Se você conhece um pouco da sonoridade da Gaby ou do Norte do Brasil sabe exatamente qual é a base de ROCK DOIDO, mas, para aqueles que têm dúvida, é necessário apontar que temos aqui a celebração máxima do tecnobrega saído diretamente das festas de aparelhagem da região. Todavia, o que faz o álbum ser não apenas essa celebração, mas também uma ousada, complexa e intrigante exploração sonora é a forma como ele vai sendo incrementado substancial e esteticamente por sonoridades diversas: do funk carioca, o carimbó, o brega tradicional, o eletrônico, gêneros latinos, o calypso, o sertanejo e o pop, criando uma das mais impressionantes sonoridades do pop nacional. Além disso, não são apenas introduções de gêneros: a produção adiciona samples, locuções, sons, texturas, nuances, quebras de expectativa e outros efeitos que ampliam o alcance da sonoridade e criam o fio condutor perfeito. Nas mãos de alguém menos qualificado e, principalmente, com menos conhecimento dos gêneros usados, o álbum poderia ser um desastre ou ficar mais no campo das ideias do que da realização. Felizmente, Gaby, que assina a produção ao lado de seus colaboradores, consegue a façanha de cumprir perfeitamente o idealizado ao entregar o conceito com perfeição.
Preciso dizer, porém, que o álbum funciona perfeitamente como um todo, pois algumas faixas não funcionam tão bem fora do contexto. Isso, no caso de ROCK DOIDO, não é um problema devido à sua construção geral requintada e certeira. E é preciso apontar que, para carregar tamanha força criativa, é necessário alguém com o porte e talento de Gaby, que faz do álbum uma verdadeira tour de force performática como poucas vezes somos capazes de presenciar. Sério, a cantora é uma força da natureza que está no mesmo nível da produção ao seu redor, entregando performance sensacional atrás de performance inspirada, seguida de outra impressionante, sabendo misturar explosão vocal, carisma, estilos e emoção genuína. Dá para ouvir toda a empolgação da cantora e todo o amor que ela tem pelo que está fazendo. E isso é realmente impressionante e tocante.
Como dito anteriormente, o álbum funciona como um todo devido ao seu conceito, sendo necessário experimentá-lo em toda a sua magnitude. Entretanto, quero citar algumas peças centrais que se tornam a base do álbum: o perfeito abre-alas Essa Noite Eu Vou Pro Rock, que nos faz começar a entender o resto do álbum; a romântica e estilizada Te Amo Fudido, com a presença de Viviane Batidão; o sensacional uso do sample de Somebody That I Used to Know em Foquinho; o carimbó de Crina Negra; a genial Bonito Feio e, por fim, a viciante e empolgante Tumbalatum, com a participação da Gang do Eletro.

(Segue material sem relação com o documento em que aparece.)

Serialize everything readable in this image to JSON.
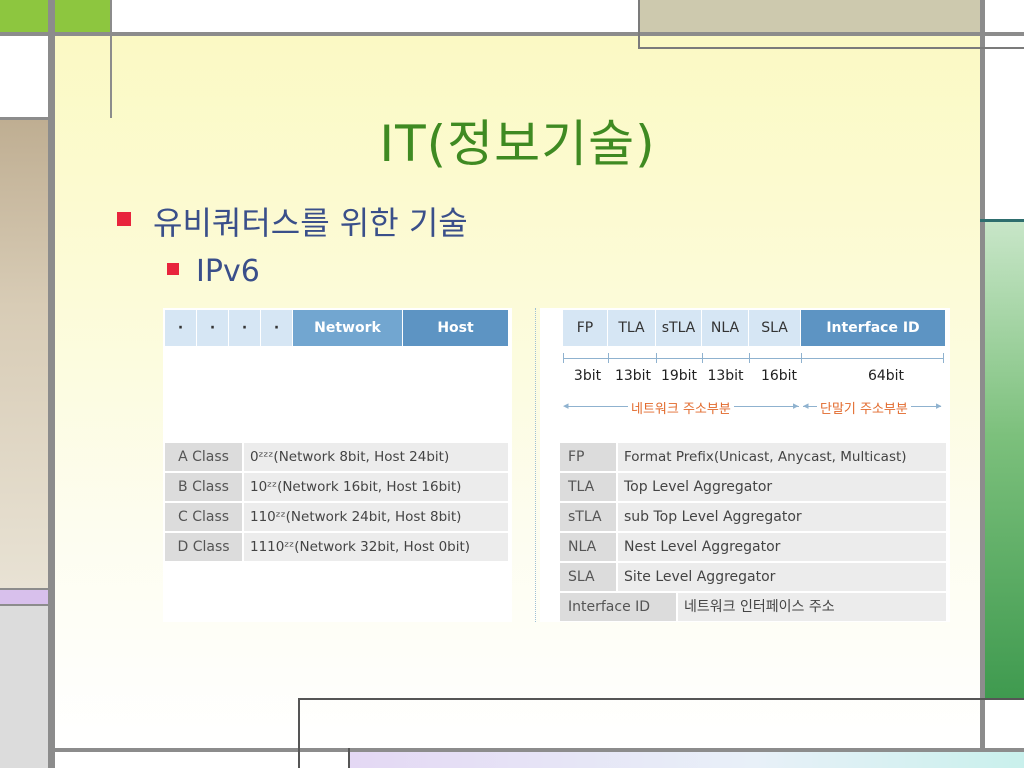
{
  "slide": {
    "title": "IT(정보기술)",
    "bullet1": "유비쿼터스를 위한 기술",
    "bullet2": "IPv6"
  },
  "ipv4": {
    "header_dots": [
      "·",
      "·",
      "·",
      "·"
    ],
    "header_network": "Network",
    "header_host": "Host",
    "classes": [
      {
        "name": "A Class",
        "desc": "0ᶻᶻᶻ(Network 8bit, Host 24bit)"
      },
      {
        "name": "B Class",
        "desc": "10ᶻᶻ(Network 16bit, Host 16bit)"
      },
      {
        "name": "C Class",
        "desc": "110ᶻᶻ(Network 24bit, Host 8bit)"
      },
      {
        "name": "D Class",
        "desc": "1110ᶻᶻ(Network 32bit, Host 0bit)"
      }
    ]
  },
  "ipv6": {
    "fields": [
      "FP",
      "TLA",
      "sTLA",
      "NLA",
      "SLA",
      "Interface ID"
    ],
    "bits": [
      "3bit",
      "13bit",
      "19bit",
      "13bit",
      "16bit",
      "64bit"
    ],
    "network_part": "네트워크 주소부분",
    "terminal_part": "단말기 주소부분",
    "definitions": [
      {
        "abbr": "FP",
        "desc": "Format Prefix(Unicast, Anycast, Multicast)"
      },
      {
        "abbr": "TLA",
        "desc": "Top Level Aggregator"
      },
      {
        "abbr": "sTLA",
        "desc": "sub Top Level Aggregator"
      },
      {
        "abbr": "NLA",
        "desc": "Nest Level Aggregator"
      },
      {
        "abbr": "SLA",
        "desc": "Site Level Aggregator"
      },
      {
        "abbr": "Interface ID",
        "desc": "네트워크 인터페이스 주소"
      }
    ]
  },
  "colors": {
    "title": "#3f8a22",
    "bullet_text": "#3a4f8a",
    "bullet_marker": "#e8243c",
    "header_blue": "#5d94c3",
    "header_light": "#d6e6f4",
    "annotation_orange": "#e26a2c"
  }
}
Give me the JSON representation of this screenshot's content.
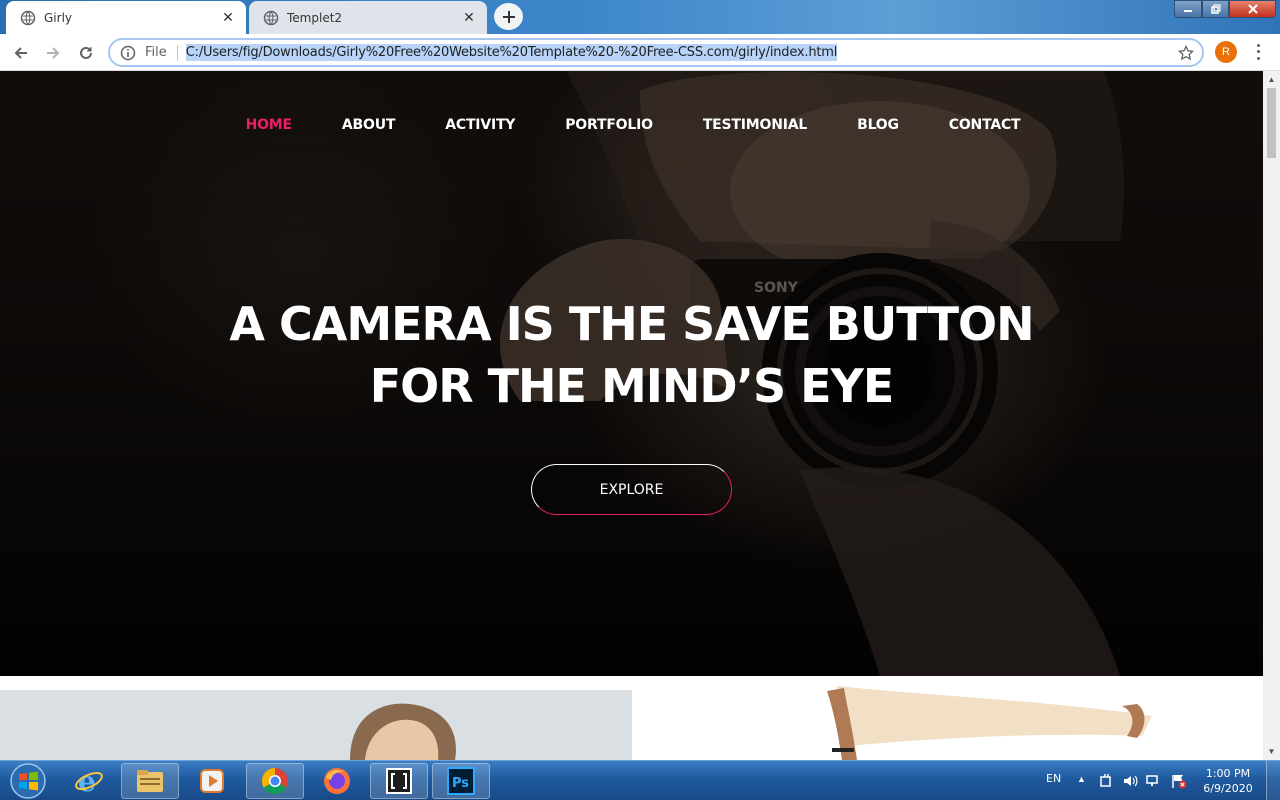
{
  "browser": {
    "tabs": [
      {
        "title": "Girly",
        "active": true
      },
      {
        "title": "Templet2",
        "active": false
      }
    ],
    "address": {
      "scheme_label": "File",
      "url": "C:/Users/fig/Downloads/Girly%20Free%20Website%20Template%20-%20Free-CSS.com/girly/index.html"
    },
    "profile_initial": "R"
  },
  "page": {
    "nav": {
      "items": [
        "HOME",
        "ABOUT",
        "ACTIVITY",
        "PORTFOLIO",
        "TESTIMONIAL",
        "BLOG",
        "CONTACT"
      ],
      "current": "HOME"
    },
    "hero": {
      "headline_line1": "A CAMERA IS THE SAVE BUTTON",
      "headline_line2": "FOR THE MIND’S EYE",
      "button_label": "EXPLORE"
    },
    "camera_brand_text": "SONY",
    "accent_color": "#e91e63"
  },
  "taskbar": {
    "apps": [
      "start-orb",
      "internet-explorer",
      "file-explorer",
      "media-player",
      "chrome",
      "firefox",
      "brackets",
      "photoshop"
    ],
    "language": "EN",
    "time": "1:00 PM",
    "date": "6/9/2020"
  }
}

Em ROCK DOIDO, Gaby Amarantos comprova que é possível usar a nossa música de uma forma que ela seja elevada a parâmetros de grandiosidade e estética ligados a grandes nomes do pop mundial, sem perder literalmente nada da tradição e da essência do Brasil.


Um comentário:
Eu não canso de escutar esse álbum desde o seu lançamento. Impressionante demais o que a Gaby faz não só aqui, mas como também no filme que o acompanha.
Indico ouvirem a entrevista que ela deu no podcast Mano a Mano, do Mano Brown, onde ela explica melhor as inspirações e referências que a guiaram a criar a obra. Ótima crítica!